Tigera Embraces eBPF to Advance Container Networking
Tigera today announced it is adding support within the open source Calico network software project for the extended Berkeley Packet Filter (eBPF) additions to the Linux kernel.
eBPF is intended to provide higher layers of isolation without compromising performance. Tigera CEO Ratan Tipineni says that while adoption of eBPF is still very early days, there are specific use cases in which the ability to run a virtual machine at the kernel level using eBPF will benefit containerized applications significantly.
For example, Tipineni says eBPF will make it more efficient to deploy containers as sidecars within a Linux environment because eBPF provides features that can greatly reduce latency introduced by this architecture. Tigera will make use of eBPF to improve the networking throughput of the Istio service mesh framework by bypassing most of the networking overhead of the sidecar architecture.

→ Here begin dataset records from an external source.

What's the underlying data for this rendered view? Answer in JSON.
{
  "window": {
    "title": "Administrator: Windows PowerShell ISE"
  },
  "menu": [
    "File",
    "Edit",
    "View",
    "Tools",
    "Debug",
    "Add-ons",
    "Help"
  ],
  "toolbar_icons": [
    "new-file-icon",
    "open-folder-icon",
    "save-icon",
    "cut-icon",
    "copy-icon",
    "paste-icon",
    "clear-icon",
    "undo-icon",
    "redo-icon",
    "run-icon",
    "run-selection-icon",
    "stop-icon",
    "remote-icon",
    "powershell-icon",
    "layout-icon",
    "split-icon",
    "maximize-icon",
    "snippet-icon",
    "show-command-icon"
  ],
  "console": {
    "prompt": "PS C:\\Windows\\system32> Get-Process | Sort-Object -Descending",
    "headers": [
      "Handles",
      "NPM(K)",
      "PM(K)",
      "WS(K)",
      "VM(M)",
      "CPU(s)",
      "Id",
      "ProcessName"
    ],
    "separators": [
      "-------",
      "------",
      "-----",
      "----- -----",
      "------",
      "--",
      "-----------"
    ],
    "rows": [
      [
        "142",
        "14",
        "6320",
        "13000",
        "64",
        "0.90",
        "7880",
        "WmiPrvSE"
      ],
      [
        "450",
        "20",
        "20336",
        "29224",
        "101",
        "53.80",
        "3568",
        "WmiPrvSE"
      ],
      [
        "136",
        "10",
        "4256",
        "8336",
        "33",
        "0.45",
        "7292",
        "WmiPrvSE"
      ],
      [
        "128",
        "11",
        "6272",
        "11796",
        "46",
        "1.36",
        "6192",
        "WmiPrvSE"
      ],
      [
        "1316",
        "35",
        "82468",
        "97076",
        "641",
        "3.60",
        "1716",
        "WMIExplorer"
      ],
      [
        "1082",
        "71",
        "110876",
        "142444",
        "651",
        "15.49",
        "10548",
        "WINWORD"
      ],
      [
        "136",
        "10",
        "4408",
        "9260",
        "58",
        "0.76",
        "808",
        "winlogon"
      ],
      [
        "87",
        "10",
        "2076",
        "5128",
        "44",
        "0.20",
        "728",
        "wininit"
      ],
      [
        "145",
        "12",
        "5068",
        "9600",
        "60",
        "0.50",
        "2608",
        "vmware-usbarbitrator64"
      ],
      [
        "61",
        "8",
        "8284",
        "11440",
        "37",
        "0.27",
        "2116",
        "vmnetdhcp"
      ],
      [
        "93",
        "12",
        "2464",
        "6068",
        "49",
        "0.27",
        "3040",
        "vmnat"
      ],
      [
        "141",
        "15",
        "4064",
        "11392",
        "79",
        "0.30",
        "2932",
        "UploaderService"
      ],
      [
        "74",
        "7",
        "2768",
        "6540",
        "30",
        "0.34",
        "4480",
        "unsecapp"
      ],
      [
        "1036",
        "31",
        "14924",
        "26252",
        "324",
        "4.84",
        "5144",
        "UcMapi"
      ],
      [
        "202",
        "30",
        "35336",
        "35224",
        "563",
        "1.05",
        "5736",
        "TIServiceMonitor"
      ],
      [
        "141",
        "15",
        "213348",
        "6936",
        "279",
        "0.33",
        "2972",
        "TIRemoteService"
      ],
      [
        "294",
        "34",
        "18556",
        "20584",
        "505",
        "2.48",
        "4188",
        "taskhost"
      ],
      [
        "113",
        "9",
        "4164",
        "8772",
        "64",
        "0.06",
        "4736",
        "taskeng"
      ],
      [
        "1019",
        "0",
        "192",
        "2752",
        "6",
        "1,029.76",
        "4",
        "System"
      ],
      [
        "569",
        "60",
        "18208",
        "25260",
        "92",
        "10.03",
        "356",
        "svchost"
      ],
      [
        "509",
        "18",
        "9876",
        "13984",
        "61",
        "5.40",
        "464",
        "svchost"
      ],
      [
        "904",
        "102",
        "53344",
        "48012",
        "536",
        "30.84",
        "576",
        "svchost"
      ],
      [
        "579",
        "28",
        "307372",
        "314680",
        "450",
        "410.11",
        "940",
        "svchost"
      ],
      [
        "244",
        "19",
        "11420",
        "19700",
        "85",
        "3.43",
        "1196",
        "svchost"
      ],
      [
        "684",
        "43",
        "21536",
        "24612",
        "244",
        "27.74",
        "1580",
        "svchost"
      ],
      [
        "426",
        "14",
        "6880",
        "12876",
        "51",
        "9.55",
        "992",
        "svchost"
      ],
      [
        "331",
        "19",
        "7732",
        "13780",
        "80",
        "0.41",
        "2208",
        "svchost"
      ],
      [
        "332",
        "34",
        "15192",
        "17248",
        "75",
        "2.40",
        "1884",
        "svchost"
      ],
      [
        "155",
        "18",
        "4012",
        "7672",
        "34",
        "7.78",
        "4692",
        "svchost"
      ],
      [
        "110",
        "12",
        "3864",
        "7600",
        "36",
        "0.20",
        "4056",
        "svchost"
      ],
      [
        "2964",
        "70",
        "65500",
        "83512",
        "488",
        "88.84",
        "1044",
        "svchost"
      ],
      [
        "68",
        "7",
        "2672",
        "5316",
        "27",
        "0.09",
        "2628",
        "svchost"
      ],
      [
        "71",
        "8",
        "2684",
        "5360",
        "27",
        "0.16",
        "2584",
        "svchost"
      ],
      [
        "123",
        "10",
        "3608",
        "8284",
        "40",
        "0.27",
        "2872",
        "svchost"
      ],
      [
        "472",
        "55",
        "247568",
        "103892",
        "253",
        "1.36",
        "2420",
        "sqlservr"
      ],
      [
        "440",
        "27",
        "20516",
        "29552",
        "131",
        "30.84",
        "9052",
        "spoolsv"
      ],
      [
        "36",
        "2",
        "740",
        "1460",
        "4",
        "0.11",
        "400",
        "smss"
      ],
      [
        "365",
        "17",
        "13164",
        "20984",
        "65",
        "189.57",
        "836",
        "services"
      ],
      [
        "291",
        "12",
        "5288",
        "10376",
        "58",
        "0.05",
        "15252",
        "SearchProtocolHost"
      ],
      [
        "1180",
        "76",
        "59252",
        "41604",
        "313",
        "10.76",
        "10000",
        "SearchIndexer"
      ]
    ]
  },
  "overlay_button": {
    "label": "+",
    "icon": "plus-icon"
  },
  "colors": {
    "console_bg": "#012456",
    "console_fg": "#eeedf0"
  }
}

Tigera also expects the isolation enabled by eBPF to play a role in defending containerized applications from distributed denial of service (DDoS) attacks that are all but inevitable at this point, adds Tipineni.
Tipineni says support for eBPF in version 3.8 of Calico further highlights the flexibility of a network control plane that can support multiple data planes. Calico already supports both the standard Linux kernel data plane as well as Windows Host Networking Service.
Calico has been adopted by each of the major cloud service providers to provide the control plane through which they surface networking services to customers. Tigera claims Calico is already running on more than 100,000 clusters worldwide.
The challenge organizations inevitably will face is most of them will find it necessary to support multiple data planes in a world of heterogeneous computing environments. The approach to networking enabled by Calico makes it easier to create virtual networks without having to rely on a specific controller. Calico makes uses of IP routing to set up those virtual networks on each host rather than requiring IT organizations to deploy a network virtualization overlay or implement a software-defined network based on a proprietary controller.
As Calico continues to gain momentum in cloud-native computing environments, it’s a matter of time before it is deployed more widely within on-premises IT environments. While many IT organizations are trying to extend their existing on-premises IT networks in the cloud, it’s just as likely that the networks that have been created by cloud service providers will be extended into on-premises environments. In fact, it may prove easier to extend Calico to legacy applications than it is to extend legacy networking architectures to cloud-native applications.
It’s too early to say which of those two approaches will dominate, but besides providing a lighter-weight approach to creating a virtual network that can be implemented by a developer, Calico also comes with the added benefit of being free open source software. The biggest challenge may simply be getting network administrators to recognize there is an alternative approach that doesn’t require everyone to keep track of how many software licenses are being employed by who, when or, for that matter, where.